Friday, November 18, 2005

Notification when mutt Receives New Mail


After several months of using KDE's kmail to access my IMAP account at work, I gave up and decided instead to use the wonderful mail client mutt. I wanted to switch because using 29M of RAM for a mail program seems ridiculous to me, especially when mutt does just fine in under 5M. Additionally, I could never configure kmail's key bindings to be what I like (surely my failure there).




So I created a new .muttrc file to hold all the info about my IMAP mailboxes at work. A simple mutt -F work.muttrc starts up an instance to access my work accounts (I found this more suitable than using account-hook configurations). mutt works like a charm and handles S/MIME attachments even better than kmail does.




But, I couldn't figure out a way for mutt to execute an arbitrary shell script when it finds that I have new mail in my box. It turns out that despite all of mutt's useful hooks and configuration, it is not able to do what I want. From the ridiculous and impolite comments on this thread it seems the behavior is a design decision not an oversight.

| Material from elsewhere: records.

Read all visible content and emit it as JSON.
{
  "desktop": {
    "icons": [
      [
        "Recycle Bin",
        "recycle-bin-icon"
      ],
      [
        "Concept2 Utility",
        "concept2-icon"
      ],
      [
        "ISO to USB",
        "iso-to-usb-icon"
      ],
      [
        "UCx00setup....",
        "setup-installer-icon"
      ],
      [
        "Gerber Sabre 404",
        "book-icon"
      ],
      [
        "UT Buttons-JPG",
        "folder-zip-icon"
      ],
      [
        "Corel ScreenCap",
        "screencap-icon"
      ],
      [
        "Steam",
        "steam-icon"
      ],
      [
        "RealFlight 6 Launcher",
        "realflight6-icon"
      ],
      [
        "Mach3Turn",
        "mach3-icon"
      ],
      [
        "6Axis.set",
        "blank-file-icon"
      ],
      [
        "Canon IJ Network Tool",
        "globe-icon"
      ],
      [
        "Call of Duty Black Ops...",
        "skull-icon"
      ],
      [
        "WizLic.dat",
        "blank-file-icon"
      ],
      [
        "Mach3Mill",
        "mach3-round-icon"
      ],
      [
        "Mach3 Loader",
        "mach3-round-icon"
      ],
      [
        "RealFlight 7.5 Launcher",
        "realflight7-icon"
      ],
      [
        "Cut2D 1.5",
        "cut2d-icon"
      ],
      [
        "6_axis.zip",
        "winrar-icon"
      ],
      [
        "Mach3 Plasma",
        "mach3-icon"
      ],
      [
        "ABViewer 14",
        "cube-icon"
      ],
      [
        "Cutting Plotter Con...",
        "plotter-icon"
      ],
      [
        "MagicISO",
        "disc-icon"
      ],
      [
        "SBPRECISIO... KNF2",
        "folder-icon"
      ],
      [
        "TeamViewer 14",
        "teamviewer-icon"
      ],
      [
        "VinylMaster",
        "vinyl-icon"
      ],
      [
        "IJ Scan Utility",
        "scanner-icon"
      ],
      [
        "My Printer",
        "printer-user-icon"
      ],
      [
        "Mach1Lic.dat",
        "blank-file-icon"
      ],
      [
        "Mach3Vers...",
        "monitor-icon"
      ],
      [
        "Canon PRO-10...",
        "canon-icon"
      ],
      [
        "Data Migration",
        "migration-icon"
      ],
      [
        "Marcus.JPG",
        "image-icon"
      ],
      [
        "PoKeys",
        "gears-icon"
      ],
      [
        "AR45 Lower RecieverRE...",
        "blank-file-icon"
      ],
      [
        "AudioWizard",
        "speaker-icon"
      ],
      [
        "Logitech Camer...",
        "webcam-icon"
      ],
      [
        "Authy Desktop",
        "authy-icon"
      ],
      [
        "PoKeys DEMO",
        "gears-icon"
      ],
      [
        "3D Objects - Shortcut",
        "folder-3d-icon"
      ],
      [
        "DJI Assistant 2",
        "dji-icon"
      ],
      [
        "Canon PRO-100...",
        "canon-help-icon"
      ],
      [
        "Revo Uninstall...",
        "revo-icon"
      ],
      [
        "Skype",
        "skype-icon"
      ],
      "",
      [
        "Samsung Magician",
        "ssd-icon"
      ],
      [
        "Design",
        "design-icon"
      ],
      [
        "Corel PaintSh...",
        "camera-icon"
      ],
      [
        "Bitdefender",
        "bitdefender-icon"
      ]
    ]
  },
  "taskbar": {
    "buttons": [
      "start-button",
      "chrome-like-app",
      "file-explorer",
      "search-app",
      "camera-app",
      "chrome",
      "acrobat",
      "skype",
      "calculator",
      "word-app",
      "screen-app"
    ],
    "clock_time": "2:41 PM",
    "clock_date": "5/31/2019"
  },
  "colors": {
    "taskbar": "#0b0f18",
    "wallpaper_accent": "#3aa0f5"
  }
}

I wasn't about to go back to using kmail after having mutt set up so nicely. So, here's a patch that adds the functionality to mutt. The patch is against mutt version 1.5.10i and adds the configuration variable new_mail_notify. Set the variable to the path of a shell script and it will be run as soon as mutt notices that you have new mail in the current folder. The patch is a bit rough, but it's worked for me for about a week now.

8 comments:

Anonymous said...

Great job mndrix! This is awesome... I've always wanted to get Mutt working with libnotify or some other means of letting me know what's up with my mail instead of just looking every now and then. The doors have just swung way open, thanks to you, we can now use libnotify, espeak, dmenu, xmessage or whatever to let ourselves know that we have mail!

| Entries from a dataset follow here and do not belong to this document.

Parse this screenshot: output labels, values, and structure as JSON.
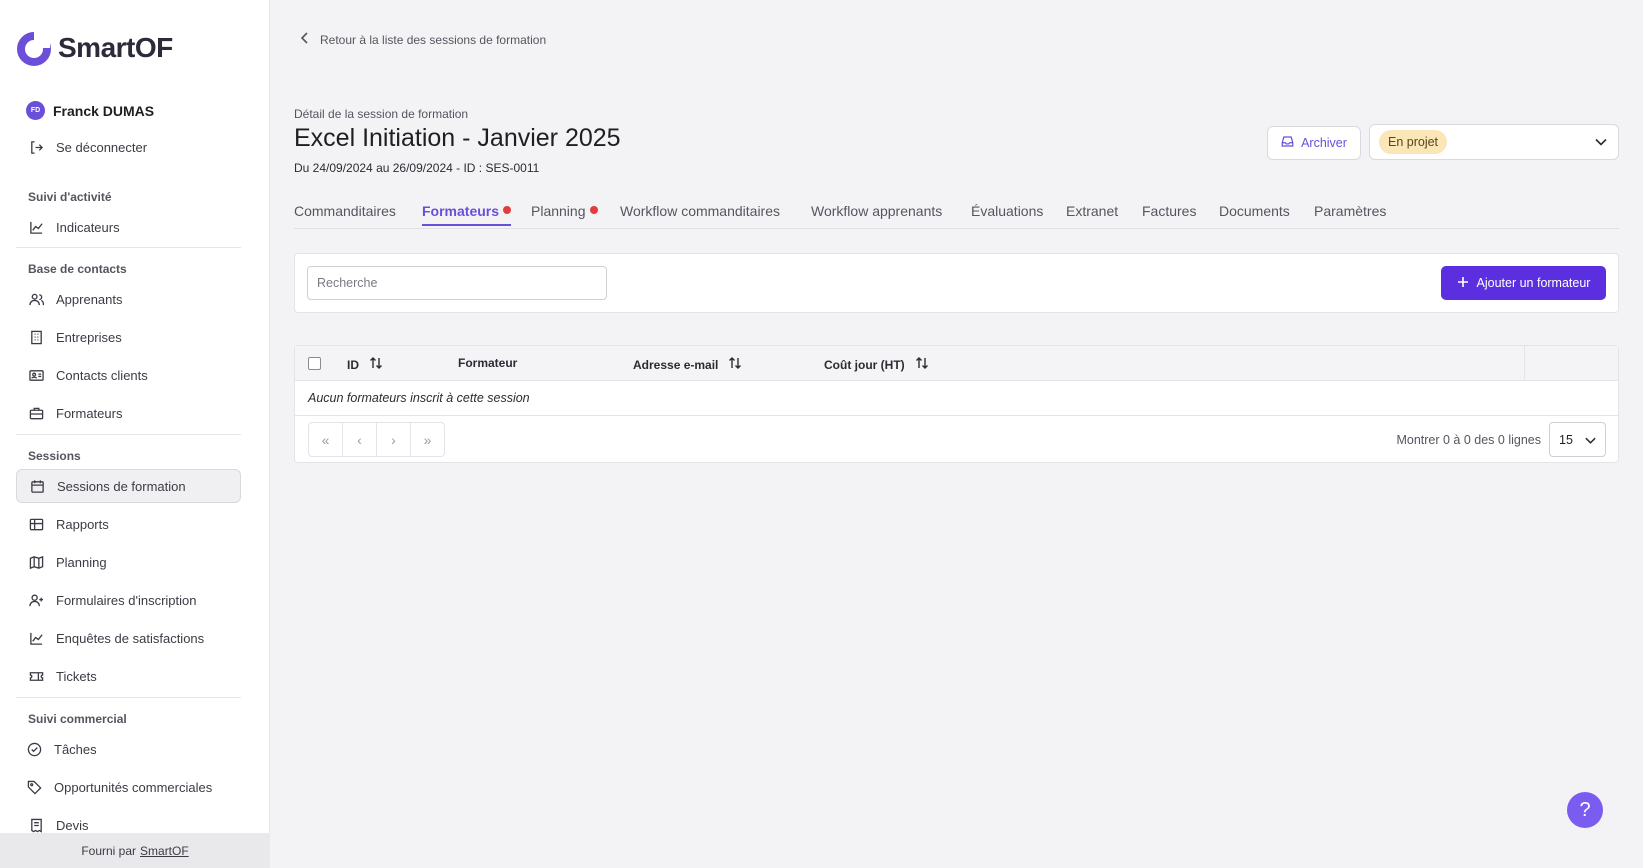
{
  "app": {
    "name": "SmartOF",
    "brand_color": "#6b4fd8"
  },
  "user": {
    "initials": "FD",
    "name": "Franck DUMAS",
    "logout_label": "Se déconnecter"
  },
  "sidebar": {
    "sections": {
      "activity": "Suivi d'activité",
      "contacts": "Base de contacts",
      "sessions": "Sessions",
      "commercial": "Suivi commercial"
    },
    "items": {
      "indicateurs": "Indicateurs",
      "apprenants": "Apprenants",
      "entreprises": "Entreprises",
      "contacts_clients": "Contacts clients",
      "formateurs": "Formateurs",
      "sessions_formation": "Sessions de formation",
      "rapports": "Rapports",
      "planning": "Planning",
      "formulaires": "Formulaires d'inscription",
      "enquetes": "Enquêtes de satisfactions",
      "tickets": "Tickets",
      "taches": "Tâches",
      "opportunites": "Opportunités commerciales",
      "devis": "Devis"
    },
    "footer": {
      "prefix": "Fourni par",
      "link": "SmartOF"
    }
  },
  "page": {
    "back_label": "Retour à la liste des sessions de formation",
    "subtitle": "Détail de la session de formation",
    "title": "Excel Initiation - Janvier 2025",
    "meta": "Du 24/09/2024 au 26/09/2024 - ID : SES-0011",
    "archive_label": "Archiver",
    "status": "En projet"
  },
  "tabs": [
    {
      "label": "Commanditaires",
      "active": false,
      "alert": false
    },
    {
      "label": "Formateurs",
      "active": true,
      "alert": true
    },
    {
      "label": "Planning",
      "active": false,
      "alert": true
    },
    {
      "label": "Workflow commanditaires",
      "active": false,
      "alert": false
    },
    {
      "label": "Workflow apprenants",
      "active": false,
      "alert": false
    },
    {
      "label": "Évaluations",
      "active": false,
      "alert": false
    },
    {
      "label": "Extranet",
      "active": false,
      "alert": false
    },
    {
      "label": "Factures",
      "active": false,
      "alert": false
    },
    {
      "label": "Documents",
      "active": false,
      "alert": false
    },
    {
      "label": "Paramètres",
      "active": false,
      "alert": false
    }
  ],
  "search": {
    "placeholder": "Recherche",
    "value": ""
  },
  "add_button_label": "Ajouter un formateur",
  "table": {
    "columns": [
      "ID",
      "Formateur",
      "Adresse e-mail",
      "Coût jour (HT)"
    ],
    "empty_text": "Aucun formateurs inscrit à cette session",
    "rows_info": "Montrer 0 à 0 des 0 lignes",
    "per_page": "15"
  },
  "help_label": "?"
}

Only one problem, I can't get the patch... Looks like a server not found error. Any idea why that might be? Also, would you be interested in porting the patch to the newest revision of mutt? If not I understand, it sounds like the development community gave you a pretty hard time in the past.

Great job again mndrx,

Chrelad

mndrix said...

Hi Chrelad. The server that used to have the patch died a while back. Unfortunately, it looks like I didn't have any backups of it :-( I looked around, but I don't have a copy of that patch anymore either. I'm sorry.

Anonymous said...

Aaahhhhhhhhhhhhhhh! Nooooooooooooooo :( Well, that's how life goes... A pile of gold drops into your lap, and then some little black handed spider monkey hops leaps into your lap and steals it!

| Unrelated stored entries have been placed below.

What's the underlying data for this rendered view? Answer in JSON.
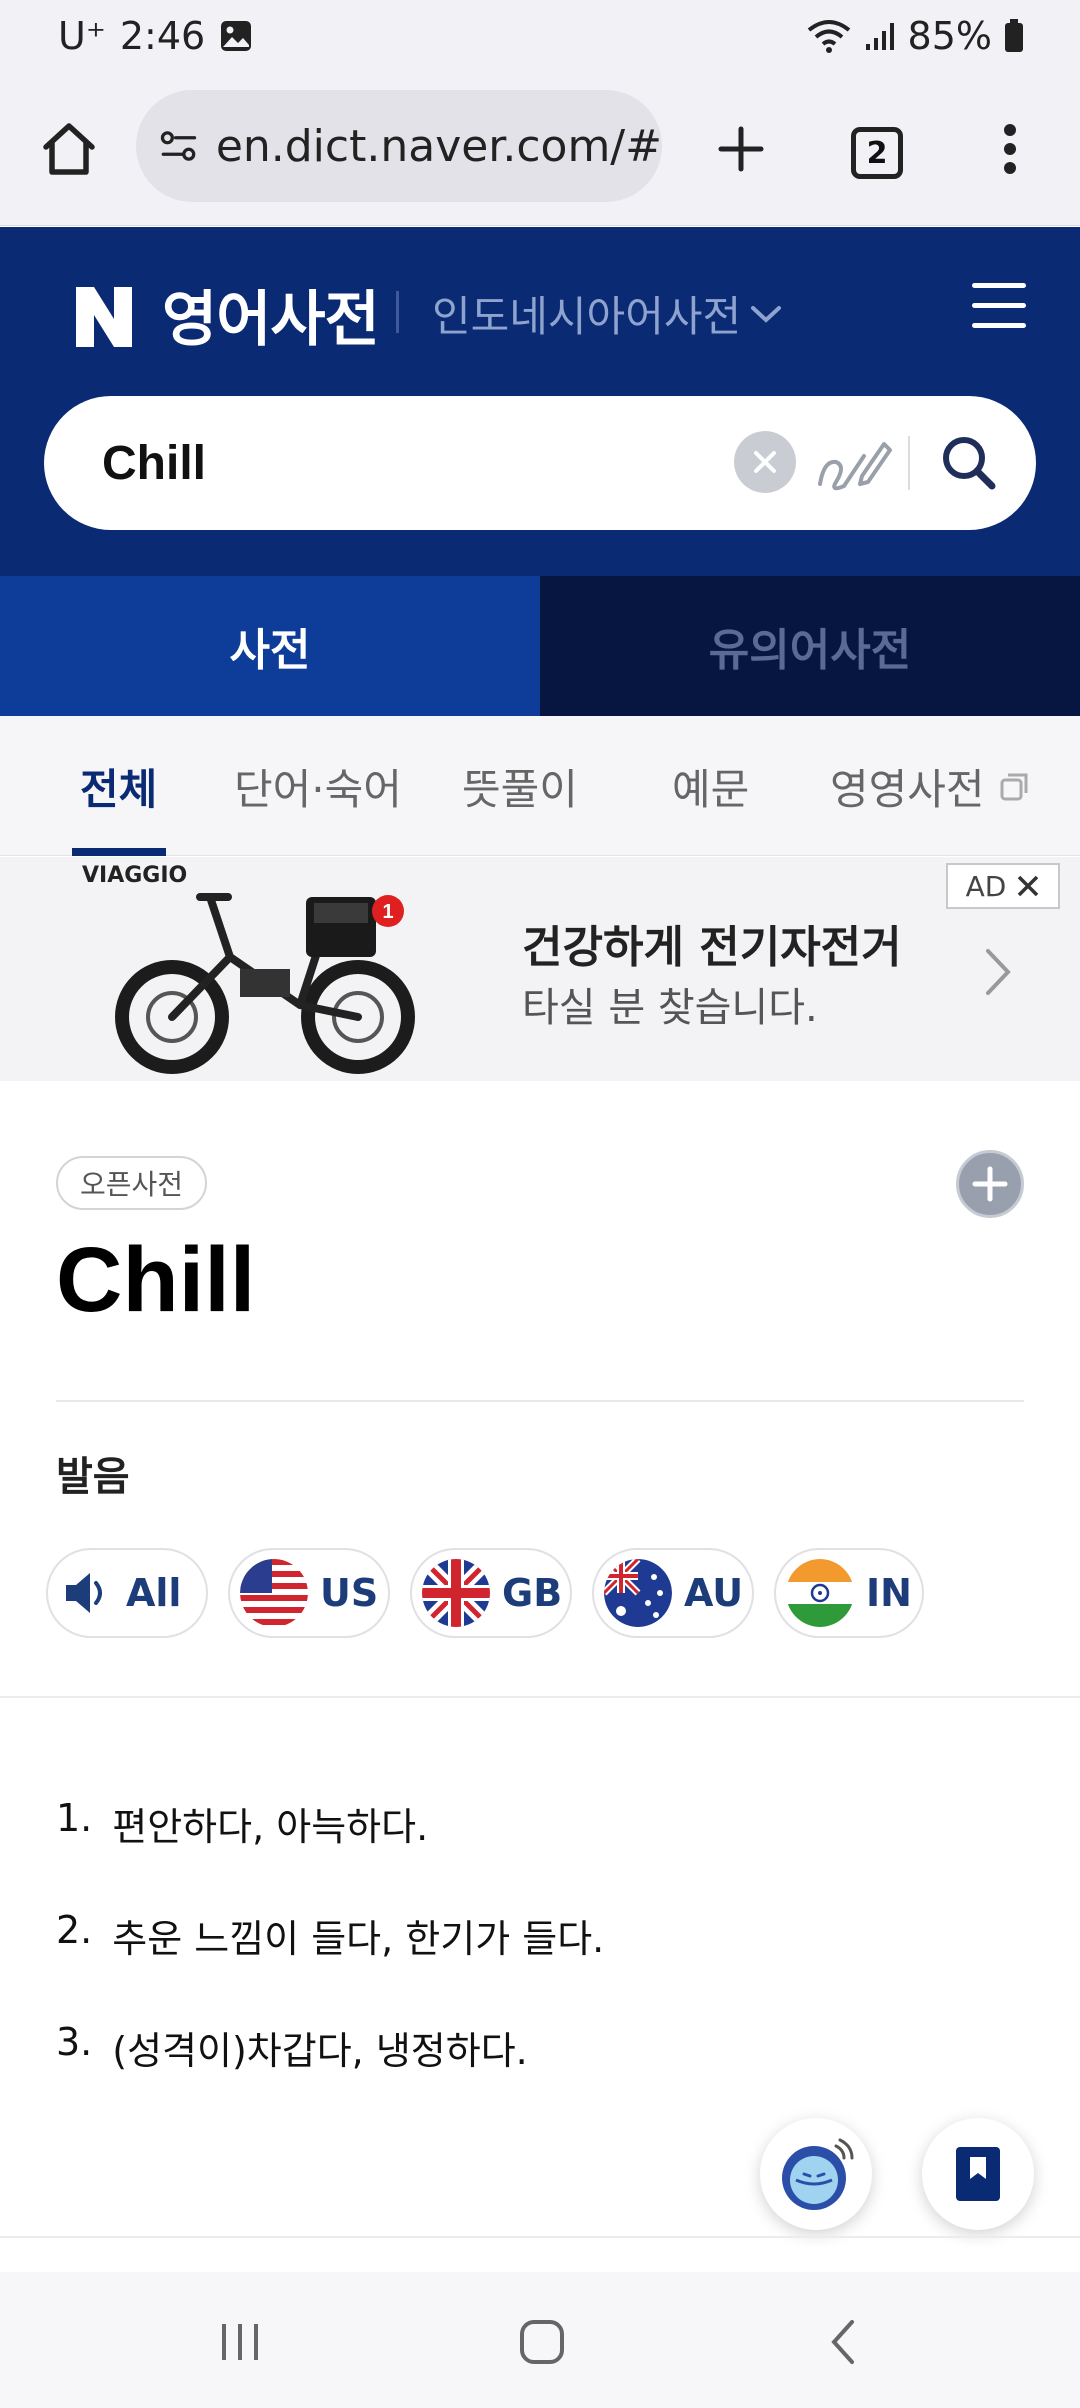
{
  "status_bar": {
    "carrier": "U⁺",
    "time": "2:46",
    "battery": "85%"
  },
  "browser": {
    "url": "en.dict.naver.com/#",
    "tab_count": "2"
  },
  "header": {
    "logo": "N",
    "title": "영어사전",
    "language_selector": "인도네시아어사전"
  },
  "search": {
    "query": "Chill"
  },
  "top_tabs": [
    {
      "label": "사전",
      "active": true
    },
    {
      "label": "유의어사전",
      "active": false
    }
  ],
  "sub_tabs": [
    {
      "label": "전체",
      "active": true
    },
    {
      "label": "단어·숙어",
      "active": false
    },
    {
      "label": "뜻풀이",
      "active": false
    },
    {
      "label": "예문",
      "active": false
    },
    {
      "label": "영영사전",
      "active": false
    }
  ],
  "ad": {
    "brand": "VIAGGIO",
    "badge_count": "1",
    "title": "건강하게 전기자전거",
    "subtitle": "타실 분 찾습니다.",
    "label": "AD"
  },
  "entry": {
    "source_badge": "오픈사전",
    "headword": "Chill",
    "pronunciation_title": "발음",
    "pronunciations": [
      {
        "label": "All",
        "icon": "speaker-icon"
      },
      {
        "label": "US",
        "icon": "us-flag-icon"
      },
      {
        "label": "GB",
        "icon": "gb-flag-icon"
      },
      {
        "label": "AU",
        "icon": "au-flag-icon"
      },
      {
        "label": "IN",
        "icon": "in-flag-icon"
      }
    ],
    "meanings": [
      {
        "num": "1.",
        "text": "편안하다, 아늑하다."
      },
      {
        "num": "2.",
        "text": "추운 느낌이 들다, 한기가 들다."
      },
      {
        "num": "3.",
        "text": "(성격이)차갑다, 냉정하다."
      }
    ]
  },
  "colors": {
    "header_bg": "#0a2a74",
    "active_tab": "#0d3d99",
    "inactive_tab": "#061641",
    "accent": "#0a2a74"
  }
}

If you ever get a chance to... well, re-write the whole thing, let me know and I'd be happy to use it or test it or whatever :)

Thanks mndrix,

Chrelad

Unknown said...

Just a note that you can do this (inefficiently) without a patch, using status_format set to call out to a script (see eg contrib/mutt_xtitle in the mutt source tree).

Anonymous said...

Thanks Brendon, I'll check that out... I'll gladly take a bit of inefficiency over missing emails and being reprimanded for it later :p

Thanks for the great tip :)

Chrelad

Anonymous said...

Also, you can count files in your ~/Maildir or, say, Subject: headers in ~/mail using a background script.

Joerg said...

The link to the patch is no more valid.
Could you provide the mutt-new_mail_notify.patch?

Thanks a lot.

mndrix said...

Hi Joerg. As mentioned in the comments above, the patch has been lost. The other comments also suggest a possible work around using status_format. It's not ideal, but hopefully it helps.